Our research into Dr. Payne established that he purports to believe that fibromyalgia is not a true disease. For example, with respect to another claimant, he opined:
Although it is suggested by those that have been involved in the evaluation and management of fibromyalgia and other chronic soft tissue rheumatism that there is a possible potential role for central nervous system involvement with pain processing pathways being altered by various abnormalities that have been discovered, those data would have to be considered very experimental at this point, with no clear solid scientific basis to fibromyalgia being related to a physiological condition. As a result, with the current level of knowledge scientifically, fibromyalgia cannot be clearly attributed to an objective physical illness.
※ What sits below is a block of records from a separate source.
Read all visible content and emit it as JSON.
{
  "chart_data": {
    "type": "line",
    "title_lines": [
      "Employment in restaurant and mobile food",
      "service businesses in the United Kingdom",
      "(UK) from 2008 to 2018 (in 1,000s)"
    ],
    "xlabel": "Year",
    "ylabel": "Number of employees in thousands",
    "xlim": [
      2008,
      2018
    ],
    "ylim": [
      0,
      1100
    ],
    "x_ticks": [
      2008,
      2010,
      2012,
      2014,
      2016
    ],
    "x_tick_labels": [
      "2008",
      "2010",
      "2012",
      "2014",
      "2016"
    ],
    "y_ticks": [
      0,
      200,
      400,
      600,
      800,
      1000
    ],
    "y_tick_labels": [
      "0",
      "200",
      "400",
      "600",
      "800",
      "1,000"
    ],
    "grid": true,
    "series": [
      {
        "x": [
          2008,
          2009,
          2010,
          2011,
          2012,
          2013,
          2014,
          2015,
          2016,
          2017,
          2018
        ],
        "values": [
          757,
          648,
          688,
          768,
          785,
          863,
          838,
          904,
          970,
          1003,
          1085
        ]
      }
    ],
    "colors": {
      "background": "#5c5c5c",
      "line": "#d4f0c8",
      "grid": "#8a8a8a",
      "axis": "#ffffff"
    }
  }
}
Though Dr. Payne has noted that other “healthcare providers” disagree with his conclusion that fibromyalgia is not an “objective physical illness,” Dr. Payne still insists, based upon “all of the scientific data” (which he never cites), that it is not. In other reports, Dr. Payne even recognized that his views are contrary to that of the “majority” of doctors:
Although it is true that [the] majority of clinicians and researchers feel that the pain produced in fibromyalgia is probably a real pain, and based upon a pain processing abnormality that is not clearly understood scientifically, we also must state that throughout all medical literature, there is no evidence that this condition produces any physiologically meaningful abnormality despite the symptoms. Advice for a clinician to avoid activity is a limitation that clearly has not been shown to produce any meaningful symptom change or functional improvement. Therefore, fibromyalgia syndrome is not a limiting condition.
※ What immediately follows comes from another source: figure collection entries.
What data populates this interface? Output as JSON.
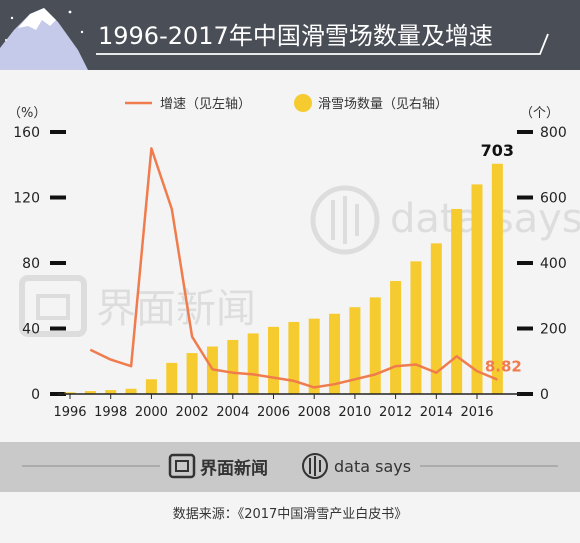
{
  "header": {
    "title": "1996-2017年中国滑雪场数量及增速",
    "bg_color": "#4a4e57",
    "title_color": "#ffffff"
  },
  "chart_data": {
    "type": "bar+line",
    "title": "1996-2017年中国滑雪场数量及增速",
    "left_axis": {
      "unit": "（%）",
      "ylim": [
        0,
        160
      ],
      "ticks": [
        "0",
        "40",
        "80",
        "120",
        "160"
      ]
    },
    "right_axis": {
      "unit": "（个）",
      "ylim": [
        0,
        800
      ],
      "ticks": [
        "0",
        "200",
        "400",
        "600",
        "800"
      ]
    },
    "x_tick_labels": [
      "1996",
      "1998",
      "2000",
      "2002",
      "2004",
      "2006",
      "2008",
      "2010",
      "2012",
      "2014",
      "2016"
    ],
    "years": [
      1996,
      1997,
      1998,
      1999,
      2000,
      2001,
      2002,
      2003,
      2004,
      2005,
      2006,
      2007,
      2008,
      2009,
      2010,
      2011,
      2012,
      2013,
      2014,
      2015,
      2016,
      2017
    ],
    "series": [
      {
        "name": "滑雪场数量（见右轴）",
        "type": "bar",
        "axis": "right",
        "color": "#f5cb2f",
        "values": [
          5,
          9,
          12,
          16,
          45,
          95,
          125,
          145,
          165,
          185,
          205,
          220,
          230,
          245,
          265,
          295,
          345,
          405,
          460,
          565,
          640,
          703
        ]
      },
      {
        "name": "增速（见左轴）",
        "type": "line",
        "axis": "left",
        "color": "#f07c4e",
        "values": [
          null,
          27,
          21,
          17,
          150,
          113,
          35,
          15,
          13,
          12,
          10,
          8,
          4,
          6,
          9,
          12,
          17,
          18,
          13,
          23,
          14,
          8.82
        ]
      }
    ],
    "annotations": {
      "bar_last_label": "703",
      "line_last_label": "8.82",
      "line_label_color": "#f07c4e"
    },
    "legend_placement": "top",
    "grid": false
  },
  "watermarks": {
    "jiemian": "界面新闻",
    "datasays": "data says"
  },
  "footer": {
    "logo_jiemian": "界面新闻",
    "logo_datasays": "data says",
    "source": "数据来源：《2017中国滑雪产业白皮书》"
  }
}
Furthermore, his reports in other cases confirm that Dr. Payne believes (as stated in the report on our client) that fibromyalgia never results in restrictions or limitations on work capacity:
[T]he issue here is not the diagnosis of fibromyalgia but the impact of fibromyalgia on the person’s functionality. There does not exist at this point one observational cohort of patients with fibromyalgia that have ever been shown to benefit from activity limitation with respect to improvements in functionality, or clinical course, response to treatment, even in a self reporting setting. Further, there does not exist one observational cohort of patients with fibromyalgia that have ever been confirmed to experience progression or development of organic disease of any form as a result of encouragement to normalization of life activities both vocational and avocational. In fact, with placement of restrictions and limitation on activities, persons are compelled to assume a “sick role” with propagation of somatic symptoms and development of affective symptomology. . . . [I]f a treatment for fibromyalgia (activity limitation) is not efficacious, then abandonment of that mode of treatment (activity limitation) is the proper course.
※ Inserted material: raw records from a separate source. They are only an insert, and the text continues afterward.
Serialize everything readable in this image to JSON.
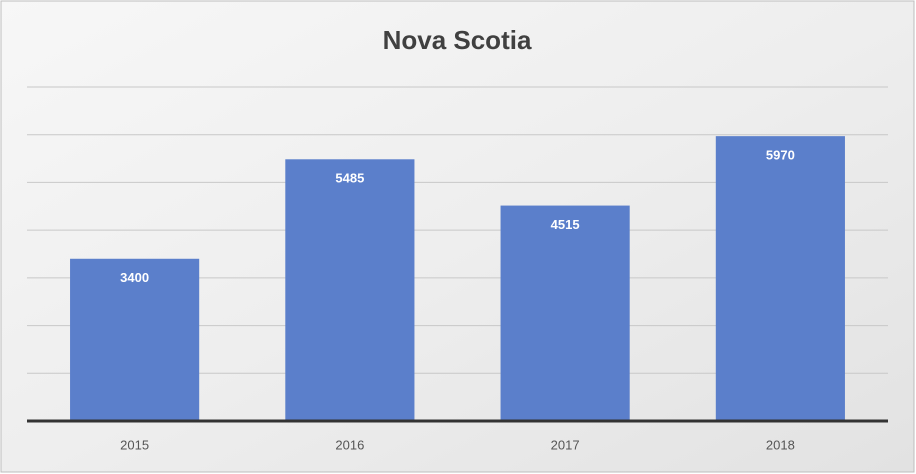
{
  "chart_data": {
    "type": "bar",
    "title": "Nova Scotia",
    "categories": [
      "2015",
      "2016",
      "2017",
      "2018"
    ],
    "values": [
      3400,
      5485,
      4515,
      5970
    ],
    "color": "#5b7fcb",
    "ylim": [
      0,
      7000
    ],
    "yticks": [
      1000,
      2000,
      3000,
      4000,
      5000,
      6000,
      7000
    ],
    "grid": true
  }
}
Dr. Payne’s opinions regarding fibromyalgia and the limitations caused by the disease are contrary to those accepted by mainstream rheumatologists and his opinions are never supported by any citations to peer-reviewed articles or accepted medical literature, despite his repeated references to “scientific” data and “medical literature.” In short, he is a “fibro denier,” who, like Dr. Boone, should never be permitted to review a fibromyalgia disability claim.
In our most recent case involving Dr. Payne, the court granted our motion to compel and ordered the insurance company to respond to an interrogatory asking how many claims it had denied, in whole or in part, based on a physician file review performed by Dr. Payne. Rather than respond to that order, the insurance company filed a motion for reconsideration and, while it was pending, settled the case.